Actor Ben Affleck once explained why he found it difficult to watch Republican actors on screen.

“It’s … hard,” explained Affleck, “to get people to suspend disbelief. … When I watch a guy I know is a big Republican, part of me thinks, I probably wouldn’t like this person if I met him, or we would have different opinions. That [expletive] fogs the mind when you should be paying attention and be swept into the illusion.”

This likely explains why “Uncle Tom,” the documentary on which I worked as executive producer, gets no love from the lists of best documentaries of 2020.

A critical and financial success by any measure, the gross earnings of “Uncle Tom,” so far, exceed seven times its cost and counting. It recently became available on iTunes, Amazon Prime, and Walmart online, as well as on store shelves.

Former CBS reporter Sharyl Attkisson recently wrote about the film’s snub with the headline: “Censored: Larry Elder’s ‘Uncle Tom’ film.” But the Hollywood trade publications Variety and Hollywood Reporter? Silence.

The Chicago Tribune’s John Kass, a political writer, wrote a piece headlined “What Frightens the American Left: Larry Elder’s New Documentary ‘Uncle Tom.'” Kass writes:

Is there anything more frightening to the American political left and their high media priests of the woke world than Black Americans who think for themselves and refuse to kneel? … And so, they are demeaned by Democratic politicians and either ignored outright or marginalized as race traitors, sellouts and ‘Uncle Toms.’ It’s a way to humiliate them, shut them up, and cancel them. And the party’s handmaidens of the media play along. But that’s one reason why Larry Elder’s stunning new film, ‘Uncle Tom: An Oral History of the American Black Conservative,’ is so important, especially now.

Each of the following three year-end lists of “best” documentary films of 2020 ignores “Uncle Tom,” despite an IMDb viewer rating higher than any on the lists—in most cases, far higher. (IMDb, the Internet Movie Database website, assigns films a rating, from one to 10, based on viewers’ reviews.)

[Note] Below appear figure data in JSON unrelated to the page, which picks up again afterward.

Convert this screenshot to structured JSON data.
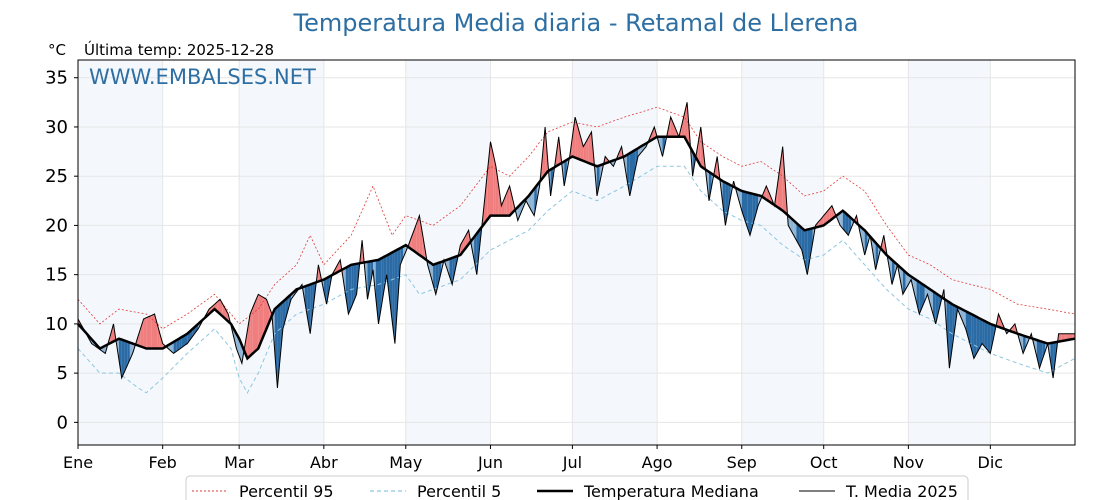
{
  "chart_data": {
    "type": "line",
    "title": "Temperatura Media diaria - Retamal de Llerena",
    "unit_label": "°C",
    "last_temp_label": "Última temp: 2025-12-28",
    "watermark": "WWW.EMBALSES.NET",
    "ylim": [
      -2.3,
      36.8
    ],
    "yticks": [
      0,
      5,
      10,
      15,
      20,
      25,
      30,
      35
    ],
    "xlim": [
      0,
      365
    ],
    "months": [
      "Ene",
      "Feb",
      "Mar",
      "Abr",
      "May",
      "Jun",
      "Jul",
      "Ago",
      "Sep",
      "Oct",
      "Nov",
      "Dic"
    ],
    "month_days": [
      0,
      31,
      59,
      90,
      120,
      151,
      181,
      212,
      243,
      273,
      304,
      334
    ],
    "legend": [
      "Percentil 95",
      "Percentil 5",
      "Temperatura Mediana",
      "T. Media 2025"
    ],
    "colors": {
      "title": "#2e6fa3",
      "p95": "#e03b3b",
      "p5": "#8fc6e0",
      "median": "#000000",
      "t2025": "#000000",
      "above_fill": "#f07e7e",
      "below_fill_dark": "#2a6aa5",
      "below_fill_light": "#8fb5d6",
      "band": "#f4f8fc"
    },
    "median_knots": [
      [
        0,
        10
      ],
      [
        8,
        7.5
      ],
      [
        15,
        8.5
      ],
      [
        25,
        7.5
      ],
      [
        31,
        7.5
      ],
      [
        40,
        9
      ],
      [
        50,
        11.5
      ],
      [
        56,
        10
      ],
      [
        59,
        8.5
      ],
      [
        62,
        6.5
      ],
      [
        66,
        7.5
      ],
      [
        72,
        11.5
      ],
      [
        80,
        13.5
      ],
      [
        90,
        14.5
      ],
      [
        100,
        16
      ],
      [
        110,
        16.5
      ],
      [
        120,
        18
      ],
      [
        130,
        16
      ],
      [
        140,
        17
      ],
      [
        151,
        21
      ],
      [
        158,
        21
      ],
      [
        165,
        23
      ],
      [
        172,
        25.5
      ],
      [
        181,
        27
      ],
      [
        190,
        26
      ],
      [
        200,
        27
      ],
      [
        212,
        29
      ],
      [
        222,
        29
      ],
      [
        228,
        26
      ],
      [
        236,
        24.5
      ],
      [
        243,
        23.5
      ],
      [
        250,
        23
      ],
      [
        258,
        21.5
      ],
      [
        266,
        19.5
      ],
      [
        273,
        20
      ],
      [
        280,
        21.5
      ],
      [
        288,
        19.5
      ],
      [
        296,
        17
      ],
      [
        304,
        15
      ],
      [
        312,
        13.5
      ],
      [
        320,
        12
      ],
      [
        334,
        10
      ],
      [
        344,
        9
      ],
      [
        355,
        8
      ],
      [
        365,
        8.5
      ]
    ],
    "p95_knots": [
      [
        0,
        12.5
      ],
      [
        8,
        10
      ],
      [
        15,
        11.5
      ],
      [
        25,
        11
      ],
      [
        31,
        9.5
      ],
      [
        40,
        11
      ],
      [
        50,
        13
      ],
      [
        59,
        10
      ],
      [
        66,
        11.5
      ],
      [
        72,
        14
      ],
      [
        80,
        16
      ],
      [
        85,
        19
      ],
      [
        90,
        16
      ],
      [
        100,
        19
      ],
      [
        108,
        24
      ],
      [
        115,
        19
      ],
      [
        120,
        21
      ],
      [
        130,
        20
      ],
      [
        140,
        22
      ],
      [
        151,
        26
      ],
      [
        158,
        25
      ],
      [
        165,
        27
      ],
      [
        172,
        29.5
      ],
      [
        181,
        30.5
      ],
      [
        190,
        30
      ],
      [
        200,
        31
      ],
      [
        212,
        32
      ],
      [
        222,
        31
      ],
      [
        228,
        28.5
      ],
      [
        236,
        27
      ],
      [
        243,
        26
      ],
      [
        250,
        26.5
      ],
      [
        258,
        25
      ],
      [
        266,
        23
      ],
      [
        273,
        23.5
      ],
      [
        280,
        25
      ],
      [
        288,
        23.5
      ],
      [
        296,
        20
      ],
      [
        304,
        17
      ],
      [
        312,
        16
      ],
      [
        320,
        14.5
      ],
      [
        334,
        13.5
      ],
      [
        344,
        12
      ],
      [
        355,
        11.5
      ],
      [
        365,
        11
      ]
    ],
    "p5_knots": [
      [
        0,
        7.5
      ],
      [
        8,
        5
      ],
      [
        15,
        5
      ],
      [
        22,
        3.5
      ],
      [
        25,
        3
      ],
      [
        31,
        4.5
      ],
      [
        40,
        7
      ],
      [
        50,
        9.5
      ],
      [
        56,
        7.5
      ],
      [
        59,
        4.5
      ],
      [
        62,
        3
      ],
      [
        66,
        5
      ],
      [
        72,
        9
      ],
      [
        80,
        11
      ],
      [
        90,
        12
      ],
      [
        100,
        13.5
      ],
      [
        110,
        14
      ],
      [
        120,
        15
      ],
      [
        125,
        13
      ],
      [
        130,
        13.5
      ],
      [
        140,
        14.5
      ],
      [
        151,
        17.5
      ],
      [
        158,
        18.5
      ],
      [
        165,
        19.5
      ],
      [
        172,
        21.5
      ],
      [
        181,
        23.5
      ],
      [
        190,
        22.5
      ],
      [
        200,
        24
      ],
      [
        212,
        26
      ],
      [
        222,
        26
      ],
      [
        228,
        23.5
      ],
      [
        236,
        21.5
      ],
      [
        243,
        20.5
      ],
      [
        250,
        20
      ],
      [
        258,
        18
      ],
      [
        266,
        16.5
      ],
      [
        273,
        17
      ],
      [
        280,
        18.5
      ],
      [
        288,
        16
      ],
      [
        296,
        13.5
      ],
      [
        304,
        11.5
      ],
      [
        312,
        10.5
      ],
      [
        320,
        9
      ],
      [
        334,
        7
      ],
      [
        344,
        6
      ],
      [
        355,
        5
      ],
      [
        365,
        6.5
      ]
    ],
    "t2025_knots": [
      [
        0,
        10.5
      ],
      [
        5,
        8
      ],
      [
        10,
        7
      ],
      [
        13,
        10
      ],
      [
        16,
        4.5
      ],
      [
        20,
        7
      ],
      [
        24,
        10.5
      ],
      [
        28,
        11
      ],
      [
        31,
        8
      ],
      [
        35,
        7
      ],
      [
        40,
        8
      ],
      [
        44,
        9.5
      ],
      [
        48,
        11.5
      ],
      [
        52,
        12.5
      ],
      [
        55,
        11
      ],
      [
        58,
        7.5
      ],
      [
        60,
        6
      ],
      [
        63,
        11
      ],
      [
        66,
        13
      ],
      [
        69,
        12.5
      ],
      [
        71,
        11
      ],
      [
        73,
        3.5
      ],
      [
        75,
        9.5
      ],
      [
        78,
        12.5
      ],
      [
        82,
        14
      ],
      [
        85,
        9
      ],
      [
        88,
        16
      ],
      [
        91,
        12
      ],
      [
        93,
        15
      ],
      [
        96,
        16.5
      ],
      [
        99,
        11
      ],
      [
        102,
        13
      ],
      [
        104,
        18.5
      ],
      [
        106,
        12.5
      ],
      [
        108,
        15.5
      ],
      [
        110,
        10
      ],
      [
        113,
        15
      ],
      [
        116,
        8
      ],
      [
        118,
        16
      ],
      [
        121,
        18
      ],
      [
        125,
        21
      ],
      [
        128,
        16
      ],
      [
        131,
        13
      ],
      [
        134,
        16.5
      ],
      [
        137,
        14
      ],
      [
        140,
        18
      ],
      [
        143,
        19.5
      ],
      [
        146,
        15
      ],
      [
        149,
        23
      ],
      [
        151,
        28.5
      ],
      [
        153,
        26
      ],
      [
        155,
        22
      ],
      [
        158,
        24
      ],
      [
        161,
        20.5
      ],
      [
        164,
        22.5
      ],
      [
        167,
        21
      ],
      [
        169,
        24
      ],
      [
        171,
        30
      ],
      [
        173,
        23
      ],
      [
        176,
        29
      ],
      [
        178,
        24
      ],
      [
        180,
        27
      ],
      [
        182,
        31
      ],
      [
        185,
        28
      ],
      [
        188,
        29.5
      ],
      [
        190,
        23
      ],
      [
        193,
        27
      ],
      [
        196,
        26
      ],
      [
        199,
        28
      ],
      [
        202,
        23
      ],
      [
        205,
        27
      ],
      [
        208,
        28
      ],
      [
        211,
        30
      ],
      [
        214,
        27
      ],
      [
        217,
        31
      ],
      [
        220,
        29
      ],
      [
        223,
        32.5
      ],
      [
        225,
        25
      ],
      [
        228,
        30
      ],
      [
        231,
        22.5
      ],
      [
        234,
        27
      ],
      [
        237,
        20
      ],
      [
        240,
        24.5
      ],
      [
        243,
        21.5
      ],
      [
        246,
        19
      ],
      [
        249,
        22
      ],
      [
        252,
        24
      ],
      [
        255,
        22
      ],
      [
        258,
        28
      ],
      [
        260,
        20
      ],
      [
        263,
        18.5
      ],
      [
        265,
        17.5
      ],
      [
        267,
        15
      ],
      [
        270,
        20
      ],
      [
        273,
        21
      ],
      [
        276,
        22
      ],
      [
        279,
        20
      ],
      [
        282,
        19
      ],
      [
        285,
        21
      ],
      [
        288,
        17
      ],
      [
        290,
        19
      ],
      [
        292,
        15.5
      ],
      [
        295,
        19
      ],
      [
        298,
        14
      ],
      [
        300,
        16
      ],
      [
        302,
        13
      ],
      [
        305,
        14.5
      ],
      [
        308,
        11
      ],
      [
        311,
        13
      ],
      [
        314,
        10
      ],
      [
        317,
        13.5
      ],
      [
        319,
        5.5
      ],
      [
        322,
        11.5
      ],
      [
        325,
        9.5
      ],
      [
        328,
        6.5
      ],
      [
        331,
        8
      ],
      [
        334,
        7
      ],
      [
        337,
        11
      ],
      [
        340,
        9
      ],
      [
        343,
        10
      ],
      [
        346,
        7
      ],
      [
        349,
        9
      ],
      [
        352,
        5.5
      ],
      [
        355,
        8
      ],
      [
        357,
        4.5
      ],
      [
        359,
        9
      ],
      [
        362,
        9
      ],
      [
        365,
        9
      ]
    ]
  }
}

First, Polygon’s list: 1) “Dick Johnson Is Dead,” 7.5 (IMDb rating); 2) “Bloody Nose, Empty Pockets,” 7.3; 3) “Welcome to Chechnya,” 7.9; 4) “Collective,” 8.4; 5) “You Don’t Nomi,” 6.7; 6) “The Go-Go’s,” 7.5; 7) “Mucho Mucho Amor,” 7.2; 8) “I Am Greta,” 5.2; 9) “Mayor,” 7.5; 10) “City Hall,” 7.3.

Next, Paste Magazine’s top 25 list, listed alphabetically, without rankings, contains some of the same films, but many others are not on the first list. The new additions are: “76 Days,” 7.1; “David Byrne’s American Utopia,” 8.3; “The Annotated Field Guide of Ulysses S. Grant,” N/A; “Boys State,” 7.7; “City So Real,” 7.4; “Crip Camp,” 7.8; “Epicentro,” 6.8; “Feels Good Man,” 7.6; “Fireball: Visitors from Darker Worlds,” 7.0; “The Grand Bizarre,” 6.7; “Heimat Is a Space in Time,” 6.8; “The History of the Seattle Mariners,” N/A; “I Walk on Water,” 6.7; “Malni—Towards the Ocean, Towards the Shore,” 6.2; “The Metamorphosis of Birds,” 7.8; “The Painter and the Thief,” 7.6; “Sunless Shadows,” 7.3; “Time,” 7.2; “Vick,” 7.4.

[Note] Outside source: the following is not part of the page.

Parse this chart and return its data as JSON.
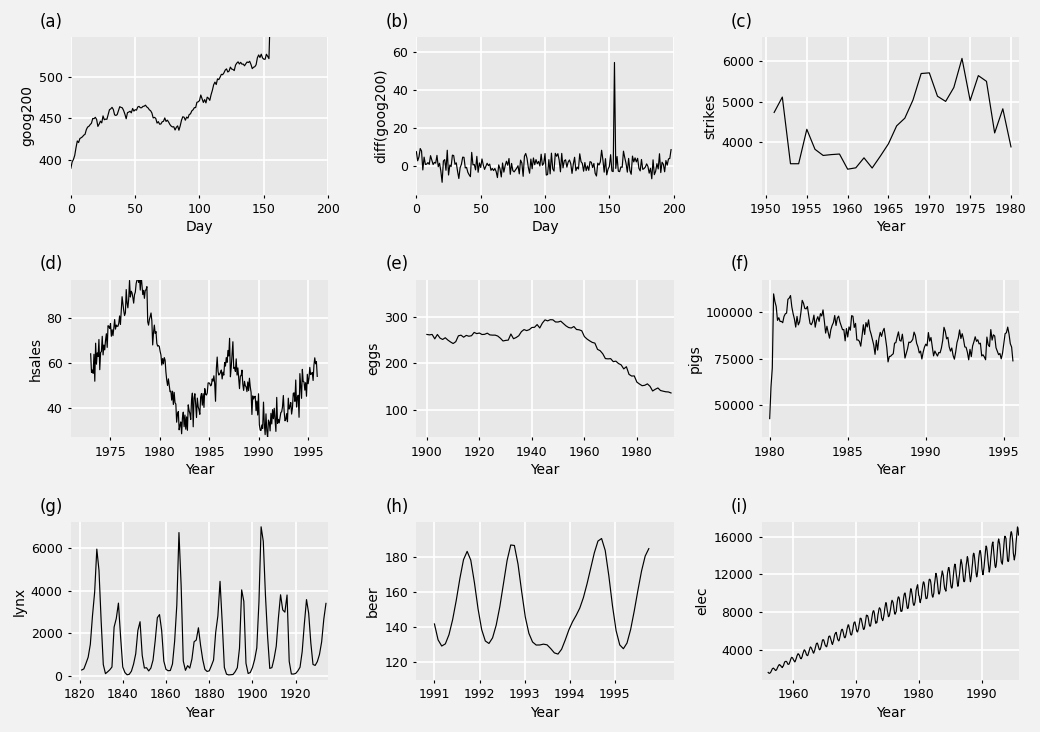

Finally, there’s IndieWire, an independent film website whose 2020 “best of” list (unranked and listed alphabetically) also ignores “Uncle Tom.” The films on its “best of” but not already listed above include: “All In: The Fight for Democracy,” 6.3; “Athlete A”, 7.7; “Gunda,” 7.4; “The Mole Agent,” 7.6; “The Social Dilemma,” 7.7.

Not a single film on these three lists achieved an IMDb rating of 8.5 or more. Not one. “Collective” registered the highest at 8.4. How did “Uncle Tom,” again, shut out on all three lists, rate on IMBD? 8.9. Not a typo: 8.9.

Finally, of the last 10 Oscar winners for Best Documentary, none has a higher IMDb rating than “Uncle Tom.” None. Only one matched its 8.9 rating. See you at the Academy Awards?